The researchers made an important distinction between people who identify as religious or spiritual. As lead author Dr. Jacob Hirsch put it, “While religiousness is characterized by devotion to a specific tradition, set of principles or code of conduct, spirituality is associated with the direct experience of self-transcendence and the feeling that we’re all connected.”
This large study actually had three parts. During the first part of the study, almost 600 participants were asked if they considered themselves a Republican or Democrat. Next, the researchers measured the political leanings and support for political parties of over 700 participants. This confirmed that spirituality is associated with liberalism while religiousness is connected with conservatism.
For the third study, 317 participants from the United States used a spiritual guided meditation program and were then asked to close their eyes, breathe deeply and imagine feeling connected to the environment.
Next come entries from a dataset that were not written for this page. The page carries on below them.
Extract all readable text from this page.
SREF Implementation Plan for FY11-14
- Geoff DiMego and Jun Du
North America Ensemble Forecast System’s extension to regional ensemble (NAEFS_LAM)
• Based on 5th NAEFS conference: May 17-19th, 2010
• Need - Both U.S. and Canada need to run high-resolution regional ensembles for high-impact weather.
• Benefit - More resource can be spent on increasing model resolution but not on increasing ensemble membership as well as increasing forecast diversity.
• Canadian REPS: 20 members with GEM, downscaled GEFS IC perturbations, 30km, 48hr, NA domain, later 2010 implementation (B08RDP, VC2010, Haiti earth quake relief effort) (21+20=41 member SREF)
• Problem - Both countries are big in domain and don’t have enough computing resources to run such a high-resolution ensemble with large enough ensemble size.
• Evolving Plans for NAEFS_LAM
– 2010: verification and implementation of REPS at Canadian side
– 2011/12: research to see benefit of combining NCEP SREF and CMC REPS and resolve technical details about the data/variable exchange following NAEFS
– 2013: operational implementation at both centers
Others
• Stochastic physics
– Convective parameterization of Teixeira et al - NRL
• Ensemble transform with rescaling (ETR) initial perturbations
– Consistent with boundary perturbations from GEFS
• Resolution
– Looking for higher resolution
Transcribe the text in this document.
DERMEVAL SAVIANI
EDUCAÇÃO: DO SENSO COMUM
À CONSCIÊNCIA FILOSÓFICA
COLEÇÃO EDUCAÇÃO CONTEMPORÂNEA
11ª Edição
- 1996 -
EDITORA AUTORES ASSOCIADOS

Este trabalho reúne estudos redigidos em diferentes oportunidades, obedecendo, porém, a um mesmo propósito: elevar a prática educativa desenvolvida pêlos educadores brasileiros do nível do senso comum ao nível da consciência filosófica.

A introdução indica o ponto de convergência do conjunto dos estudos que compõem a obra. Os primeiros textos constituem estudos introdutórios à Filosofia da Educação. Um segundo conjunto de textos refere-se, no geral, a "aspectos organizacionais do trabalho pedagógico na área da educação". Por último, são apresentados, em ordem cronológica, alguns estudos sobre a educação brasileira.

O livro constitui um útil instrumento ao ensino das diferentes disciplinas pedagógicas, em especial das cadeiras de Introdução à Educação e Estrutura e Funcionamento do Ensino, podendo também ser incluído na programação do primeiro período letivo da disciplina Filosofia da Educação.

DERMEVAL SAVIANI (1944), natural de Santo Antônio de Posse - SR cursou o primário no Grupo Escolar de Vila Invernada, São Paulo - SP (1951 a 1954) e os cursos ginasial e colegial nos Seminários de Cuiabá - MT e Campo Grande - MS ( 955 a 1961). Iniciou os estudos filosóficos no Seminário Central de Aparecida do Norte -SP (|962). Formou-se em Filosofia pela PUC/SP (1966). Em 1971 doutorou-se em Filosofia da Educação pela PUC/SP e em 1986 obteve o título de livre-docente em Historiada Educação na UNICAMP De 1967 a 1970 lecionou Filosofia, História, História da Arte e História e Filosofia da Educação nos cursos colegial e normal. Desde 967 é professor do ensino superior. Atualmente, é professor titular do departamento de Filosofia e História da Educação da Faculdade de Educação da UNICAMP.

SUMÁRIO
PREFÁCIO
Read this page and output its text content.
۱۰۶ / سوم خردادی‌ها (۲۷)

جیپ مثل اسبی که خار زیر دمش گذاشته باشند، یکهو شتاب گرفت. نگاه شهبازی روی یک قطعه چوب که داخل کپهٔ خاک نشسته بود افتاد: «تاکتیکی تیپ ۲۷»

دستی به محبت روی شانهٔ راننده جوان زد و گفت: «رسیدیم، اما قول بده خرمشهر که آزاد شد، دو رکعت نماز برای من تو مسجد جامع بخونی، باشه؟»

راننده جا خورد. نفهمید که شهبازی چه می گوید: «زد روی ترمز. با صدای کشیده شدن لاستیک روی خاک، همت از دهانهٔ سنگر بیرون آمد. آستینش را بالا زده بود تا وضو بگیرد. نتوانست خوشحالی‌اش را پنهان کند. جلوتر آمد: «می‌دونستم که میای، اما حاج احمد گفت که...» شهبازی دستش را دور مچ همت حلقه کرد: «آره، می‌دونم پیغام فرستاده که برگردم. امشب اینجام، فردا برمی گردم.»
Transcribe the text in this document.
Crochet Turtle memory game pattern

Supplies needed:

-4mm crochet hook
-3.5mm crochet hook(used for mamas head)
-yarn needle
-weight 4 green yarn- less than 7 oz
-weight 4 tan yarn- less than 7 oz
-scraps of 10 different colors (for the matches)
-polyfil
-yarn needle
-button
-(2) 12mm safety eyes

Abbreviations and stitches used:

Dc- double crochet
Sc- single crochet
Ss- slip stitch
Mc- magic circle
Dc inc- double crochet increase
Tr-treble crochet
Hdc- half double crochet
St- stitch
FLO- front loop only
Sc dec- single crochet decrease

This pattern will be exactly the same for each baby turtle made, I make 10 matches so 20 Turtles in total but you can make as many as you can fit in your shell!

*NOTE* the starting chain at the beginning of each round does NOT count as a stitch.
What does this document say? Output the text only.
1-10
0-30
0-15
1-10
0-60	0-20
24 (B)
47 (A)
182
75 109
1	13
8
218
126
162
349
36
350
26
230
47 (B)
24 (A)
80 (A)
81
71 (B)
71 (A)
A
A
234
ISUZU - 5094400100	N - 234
They were then given a questionnaire about their political feelings.
After the study, researchers found that the participants who used guided meditation felt a higher level of spirituality compared to the control group and expressed more liberal beliefs, such as reduced support for tough on crime policies and a higher preference for liberal candidates.
“Inducing a spiritual experience through guided meditation exercise led both liberals and conservatives to endorse more liberal political attitudes. Spiritual experiences seem to make people feel more of a connection with others,” Hirsch said.
While the study may confirm what many people already believe about guided meditation, it’s just another example of its effectiveness at improving spiritual connection and feelings of self-transcendence. Guided meditation helps us realize that we are truly all a part of the same system and all connected, despite our different beliefs, and breaks down the boundaries between ourselves and our world.
As the New York Times reported in 2012, religious conservative groups have started to protest the use of yoga on children, equating it to “religious indoctrination” of kids. A group of parents, led by a local conservative group, began protesting the use of 30-minute yoga classes in San Diego public schools by saying that the school was teaching students how to think and act. As this and other protests seem to point out, the potentially liberalizing effect of meditation has already been noticed by others.
Researchers from the University of Toronto point out that both sides are necessary and neither side is correct. They hope that this study opens a dialogue between the left and the right and helps people understand that both sides play an important role to eventually eliminate this tension.